If you are confused google "grid bfs" and "bfs find all paths". This will help :).
you can do courses like coursera or EdX or just simply start coding with various data structures and algorithms to compare your solutions with other ones
is DPV good enough book to learn enough about algorithms for a data science career? or is it too much / too little (requiring more graduate stuff)?

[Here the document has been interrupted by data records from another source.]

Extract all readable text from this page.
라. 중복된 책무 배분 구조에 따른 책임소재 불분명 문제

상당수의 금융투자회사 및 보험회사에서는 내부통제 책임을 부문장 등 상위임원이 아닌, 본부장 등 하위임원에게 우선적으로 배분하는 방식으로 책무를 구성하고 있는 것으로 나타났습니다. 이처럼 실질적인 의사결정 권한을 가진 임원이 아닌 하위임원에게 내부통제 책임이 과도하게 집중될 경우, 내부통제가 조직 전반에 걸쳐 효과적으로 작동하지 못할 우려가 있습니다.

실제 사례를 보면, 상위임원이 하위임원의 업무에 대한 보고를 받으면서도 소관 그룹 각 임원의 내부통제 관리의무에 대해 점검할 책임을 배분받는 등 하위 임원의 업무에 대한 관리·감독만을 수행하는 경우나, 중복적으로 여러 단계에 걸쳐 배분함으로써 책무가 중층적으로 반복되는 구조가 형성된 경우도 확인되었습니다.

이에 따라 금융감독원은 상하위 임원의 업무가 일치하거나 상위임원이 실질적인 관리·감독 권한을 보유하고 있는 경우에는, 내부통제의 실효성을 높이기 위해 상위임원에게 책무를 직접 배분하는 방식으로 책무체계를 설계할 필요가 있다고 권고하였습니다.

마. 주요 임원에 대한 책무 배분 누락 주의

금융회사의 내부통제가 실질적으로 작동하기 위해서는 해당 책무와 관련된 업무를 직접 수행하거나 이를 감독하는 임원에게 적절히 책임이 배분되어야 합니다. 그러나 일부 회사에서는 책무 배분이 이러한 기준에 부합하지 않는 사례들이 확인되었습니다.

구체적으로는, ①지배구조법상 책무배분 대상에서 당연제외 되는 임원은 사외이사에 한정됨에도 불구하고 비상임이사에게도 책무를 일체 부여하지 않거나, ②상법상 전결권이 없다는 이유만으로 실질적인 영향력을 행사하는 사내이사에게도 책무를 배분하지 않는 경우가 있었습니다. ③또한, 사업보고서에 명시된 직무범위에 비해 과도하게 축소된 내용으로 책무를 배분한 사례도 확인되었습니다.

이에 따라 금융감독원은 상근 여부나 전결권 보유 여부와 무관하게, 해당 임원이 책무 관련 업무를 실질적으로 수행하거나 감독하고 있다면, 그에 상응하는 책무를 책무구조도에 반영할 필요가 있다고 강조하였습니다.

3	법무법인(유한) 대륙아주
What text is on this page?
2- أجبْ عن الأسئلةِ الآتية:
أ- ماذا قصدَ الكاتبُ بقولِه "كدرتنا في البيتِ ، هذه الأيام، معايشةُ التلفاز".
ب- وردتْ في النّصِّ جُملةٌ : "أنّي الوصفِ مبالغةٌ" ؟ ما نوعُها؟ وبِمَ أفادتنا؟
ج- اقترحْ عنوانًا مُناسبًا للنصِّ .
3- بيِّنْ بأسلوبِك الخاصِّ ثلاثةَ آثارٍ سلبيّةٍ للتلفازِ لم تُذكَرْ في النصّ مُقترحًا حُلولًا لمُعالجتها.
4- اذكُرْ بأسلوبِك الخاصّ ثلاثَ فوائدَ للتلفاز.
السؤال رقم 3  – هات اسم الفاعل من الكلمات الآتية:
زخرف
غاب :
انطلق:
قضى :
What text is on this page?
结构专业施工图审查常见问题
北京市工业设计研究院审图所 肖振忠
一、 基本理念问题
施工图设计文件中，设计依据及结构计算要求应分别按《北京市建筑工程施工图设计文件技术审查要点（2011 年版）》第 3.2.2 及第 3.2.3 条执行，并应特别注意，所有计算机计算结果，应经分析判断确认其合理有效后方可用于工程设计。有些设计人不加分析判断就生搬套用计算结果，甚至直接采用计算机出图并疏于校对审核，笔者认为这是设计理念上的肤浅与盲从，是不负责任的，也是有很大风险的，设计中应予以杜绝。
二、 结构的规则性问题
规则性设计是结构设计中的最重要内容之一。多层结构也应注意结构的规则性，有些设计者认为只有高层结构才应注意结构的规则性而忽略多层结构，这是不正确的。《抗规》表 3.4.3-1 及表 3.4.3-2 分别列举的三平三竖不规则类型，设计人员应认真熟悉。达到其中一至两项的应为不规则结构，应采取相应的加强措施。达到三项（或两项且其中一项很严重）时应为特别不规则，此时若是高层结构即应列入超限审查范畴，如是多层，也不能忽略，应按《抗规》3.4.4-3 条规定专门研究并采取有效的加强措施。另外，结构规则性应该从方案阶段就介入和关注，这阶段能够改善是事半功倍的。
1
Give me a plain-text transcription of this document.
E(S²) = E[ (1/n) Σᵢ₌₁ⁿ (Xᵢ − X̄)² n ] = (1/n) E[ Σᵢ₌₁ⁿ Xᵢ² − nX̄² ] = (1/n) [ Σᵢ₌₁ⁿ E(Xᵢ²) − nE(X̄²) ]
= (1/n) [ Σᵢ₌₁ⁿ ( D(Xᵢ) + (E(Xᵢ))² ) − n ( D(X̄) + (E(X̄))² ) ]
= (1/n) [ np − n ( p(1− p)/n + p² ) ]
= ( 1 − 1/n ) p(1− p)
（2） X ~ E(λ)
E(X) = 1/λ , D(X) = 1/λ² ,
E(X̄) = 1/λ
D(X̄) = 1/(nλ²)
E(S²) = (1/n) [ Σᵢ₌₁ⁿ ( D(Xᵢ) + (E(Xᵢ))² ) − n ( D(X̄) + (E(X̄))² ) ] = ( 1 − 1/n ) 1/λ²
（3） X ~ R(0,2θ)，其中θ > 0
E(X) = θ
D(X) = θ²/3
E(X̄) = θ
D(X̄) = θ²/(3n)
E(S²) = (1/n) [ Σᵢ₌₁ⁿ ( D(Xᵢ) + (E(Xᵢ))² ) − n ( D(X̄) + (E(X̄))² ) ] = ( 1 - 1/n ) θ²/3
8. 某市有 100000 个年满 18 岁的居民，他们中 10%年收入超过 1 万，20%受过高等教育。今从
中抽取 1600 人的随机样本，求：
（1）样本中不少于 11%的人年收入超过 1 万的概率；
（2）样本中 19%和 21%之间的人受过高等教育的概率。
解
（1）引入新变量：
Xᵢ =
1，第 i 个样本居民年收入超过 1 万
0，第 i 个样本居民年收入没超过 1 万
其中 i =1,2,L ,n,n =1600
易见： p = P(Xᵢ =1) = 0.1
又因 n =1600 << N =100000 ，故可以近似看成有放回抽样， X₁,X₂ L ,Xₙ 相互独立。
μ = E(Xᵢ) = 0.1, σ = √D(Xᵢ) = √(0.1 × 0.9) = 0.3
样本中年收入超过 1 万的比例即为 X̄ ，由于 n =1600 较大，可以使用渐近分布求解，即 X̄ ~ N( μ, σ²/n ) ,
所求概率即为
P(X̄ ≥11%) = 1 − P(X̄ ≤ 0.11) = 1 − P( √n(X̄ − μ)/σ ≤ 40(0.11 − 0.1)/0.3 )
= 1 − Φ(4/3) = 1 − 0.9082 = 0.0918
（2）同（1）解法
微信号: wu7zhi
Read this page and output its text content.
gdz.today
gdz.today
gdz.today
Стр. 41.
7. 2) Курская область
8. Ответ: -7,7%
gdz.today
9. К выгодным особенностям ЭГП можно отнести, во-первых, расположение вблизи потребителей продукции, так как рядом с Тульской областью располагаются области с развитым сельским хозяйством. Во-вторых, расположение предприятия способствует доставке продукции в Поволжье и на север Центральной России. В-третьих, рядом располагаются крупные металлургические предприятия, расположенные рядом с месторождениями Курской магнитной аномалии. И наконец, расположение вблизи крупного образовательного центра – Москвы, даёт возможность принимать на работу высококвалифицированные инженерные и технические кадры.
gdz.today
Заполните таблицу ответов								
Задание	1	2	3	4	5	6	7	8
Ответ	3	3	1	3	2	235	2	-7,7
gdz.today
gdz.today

I'm asking because I already have some basic knowledge about DP and graphs but looking at something like DPV with a lot of exercises feels like a lot of work that maybe I'd rather spend studying data science instead
I already have somewhat decent knowledge within Python, but in desparate need of doing some data science projects. but I wonder if it is worth it to take a break to study algorithms before fully commiting to data science or is the knowledge I have enough
Hello, this is the worst-case for insertion sort:
If for example, an array has 7 integers, would the worst case be 7(6)/2 = 21 comparisons or 7^2 = 49 comparisons?
And why?
I did read that it should be 7(6)/2, but I can't find any source that mentions why we can't use the one with the notation
how many comparisons would be needed if the array was in reverse sorted order at the start?
Um, is it n^2?
Oh
So that n^2 is just the representation since it's the dominant term?
And the rest wouldn't matter since they won't cause the growth to vary much?
And does that mean the number of comparisons for worst case is n(n-1)/2?
yes
The above reasoning is also correct?
which above reasoning
^
And the one after that
kinda
big o notation has a more formal definition but you can think of it that way sure
Why is it done differently for merge sort?
Is it due to the presence of recursion?